We’re now well into British Summer Time but the Auld Boy is still reeling from losing an hour in his scratcher, listening to Mrs UTC snoring.
And he’s not alone. Research from Rowntree’s has found the clocks springing forward leave a third of people feeling tired and a fifth annoyed. Pity those poor souls who feel both tired and annoyed, for they are peering through a window into the everyday life of the Auld Boy. Just don a bunnet, stand at a bus stop and smoke a roll-up for the full experience.
The survey of 2,000 punters also revealed that almost half agree they don’t have enough hours in the day. UTC respectfully suggests these folk take the next 38C to Venus, where they’ll have a whopping 5,832 hours in the day to moan about how time-starved they are.

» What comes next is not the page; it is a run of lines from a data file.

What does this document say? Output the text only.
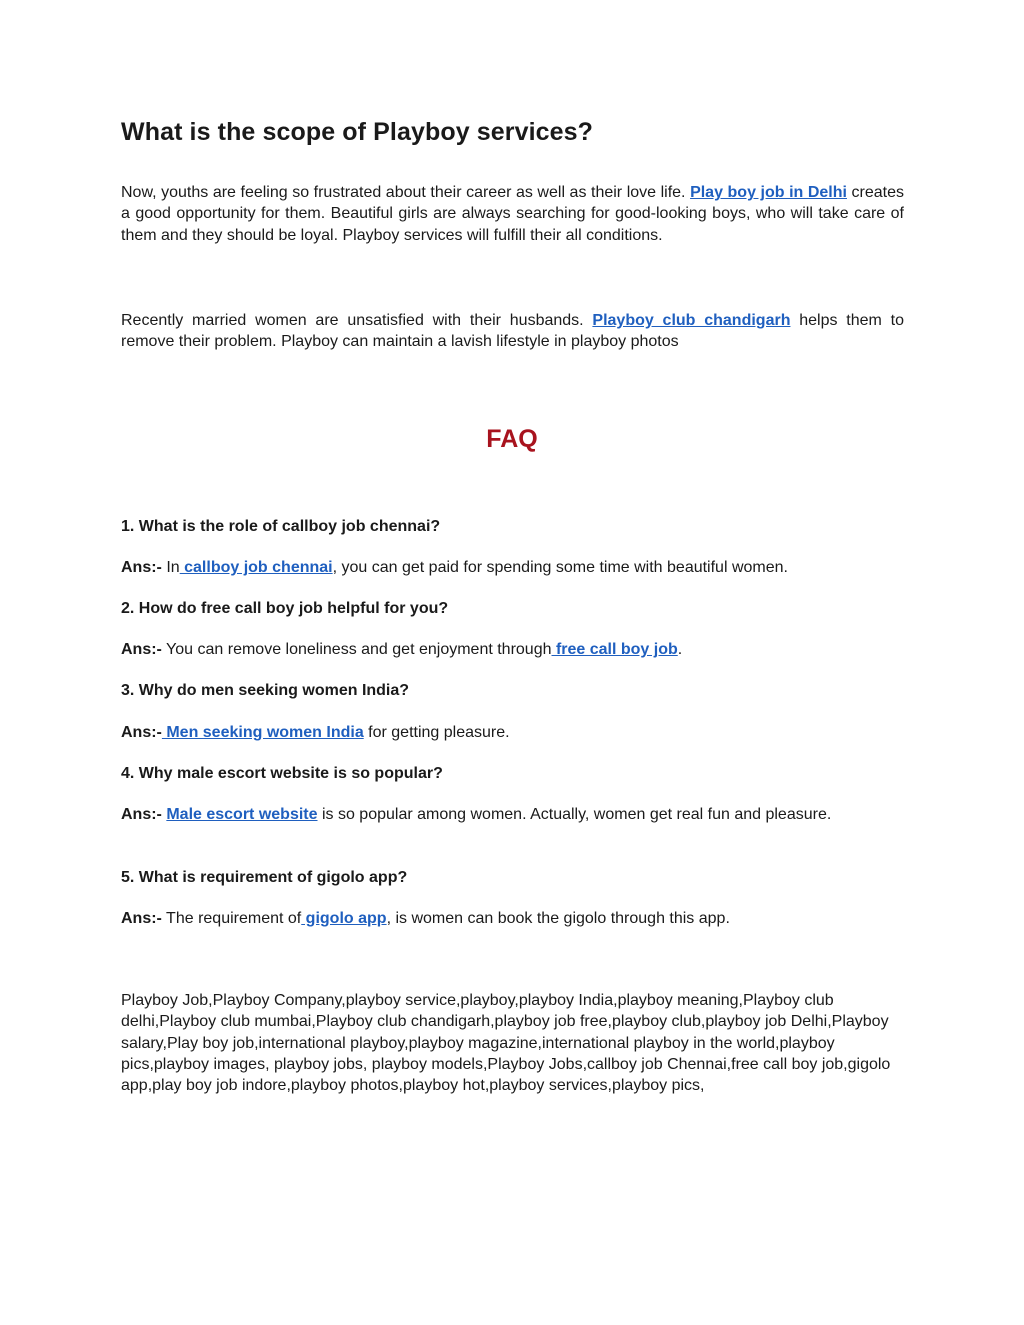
What is the scope of Playboy services?

Now, youths are feeling so frustrated about their career as well as their love life. Play boy job in Delhi creates a good opportunity for them. Beautiful girls are always searching for good-looking boys, who will take care of them and they should be loyal. Playboy services will fulfill their all conditions.

Recently married women are unsatisfied with their husbands. Playboy club chandigarh helps them to remove their problem. Playboy can maintain a lavish lifestyle in playboy photos

FAQ

1. What is the role of callboy job chennai?

Ans:- In callboy job chennai, you can get paid for spending some time with beautiful women.

2. How do free call boy job helpful for you?

Ans:- You can remove loneliness and get enjoyment through free call boy job.

3. Why do men seeking women India?

Ans:- Men seeking women India for getting pleasure.

4. Why male escort website is so popular?

Ans:- Male escort website is so popular among women. Actually, women get real fun and pleasure.

5. What is requirement of gigolo app?

Ans:- The requirement of gigolo app, is women can book the gigolo through this app.

Playboy Job,Playboy Company,playboy service,playboy,playboy India,playboy meaning,Playboy club delhi,Playboy club mumbai,Playboy club chandigarh,playboy job free,playboy club,playboy job Delhi,Playboy salary,Play boy job,international playboy,playboy magazine,international playboy in the world,playboy pics,playboy images, playboy jobs, playboy models,Playboy Jobs,callboy job Chennai,free call boy job,gigolo app,play boy job indore,playboy photos,playboy hot,playboy services,playboy pics,
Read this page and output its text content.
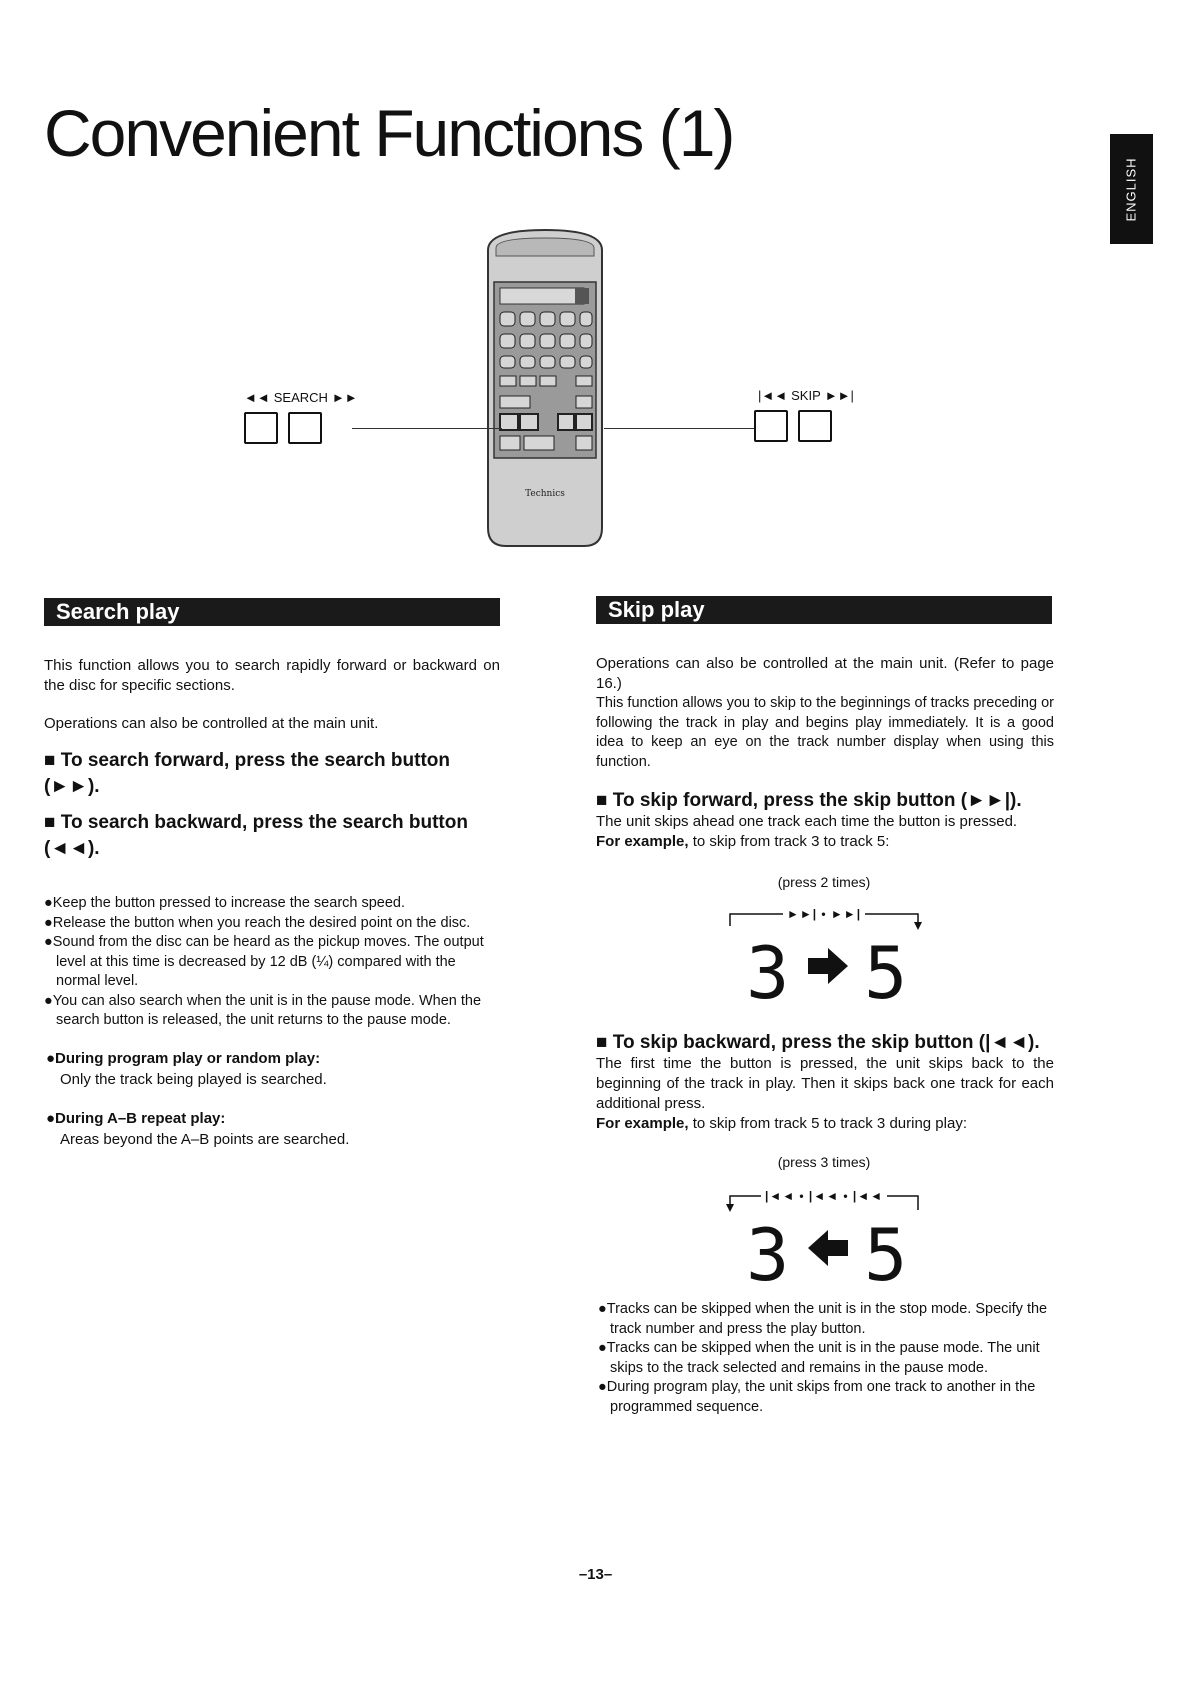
Convenient Functions (1)
ENGLISH
Technics
◄◄ SEARCH ►►	|◄◄ SKIP ►►|
Search play

This function allows you to search rapidly forward or backward on the disc for specific sections.

Operations can also be controlled at the main unit.

■ To search forward, press the search button (►►).

■ To search backward, press the search button (◄◄).

●Keep the button pressed to increase the search speed.
●Release the button when you reach the desired point on the disc.
●Sound from the disc can be heard as the pickup moves. The output level at this time is decreased by 12 dB (¼) compared with the normal level.
●You can also search when the unit is in the pause mode. When the search button is released, the unit returns to the pause mode.

●During program play or random play:

Only the track being played is searched.

●During A–B repeat play:

Areas beyond the A–B points are searched.

Skip play

Operations can also be controlled at the main unit. (Refer to page 16.)

This function allows you to skip to the beginnings of tracks preceding or following the track in play and begins play immediately. It is a good idea to keep an eye on the track number display when using this function.

■ To skip forward, press the skip button (►►|).

The unit skips ahead one track each time the button is pressed.

For example, to skip from track 3 to track 5:

(press 2 times)
3 5
►►| • ►►|

■ To skip backward, press the skip button (|◄◄).

The first time the button is pressed, the unit skips back to the beginning of the track in play. Then it skips back one track for each additional press.

For example, to skip from track 5 to track 3 during play:

(press 3 times)
3 5
|◄◄ • |◄◄ • |◄◄
●Tracks can be skipped when the unit is in the stop mode. Specify the track number and press the play button.
●Tracks can be skipped when the unit is in the pause mode. The unit skips to the track selected and remains in the pause mode.
●During program play, the unit skips from one track to another in the programmed sequence.
–13–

It turns out that all this whingeing and running-aboutery means three-quarters of people need a pick-me-up at least a few times a week. So says Rowntree’s, anyway.
It’s at this point anyone familiar with market research conducted by brands will realise Rowntree’s is suggesting one of its ice lollies here, and not a “pick-me-up” in the Wolf of Wall Street sense. More’s the pity.
To that end, the brand has somewhat grandiosely declared ‘British Lolly Time’, in a bid to shift some of its new Fruit Explosion and Fruit Pastilles Berries lollies.
Under The Counter bought one of each, swiftly jammed them into his lugs and went back to bed.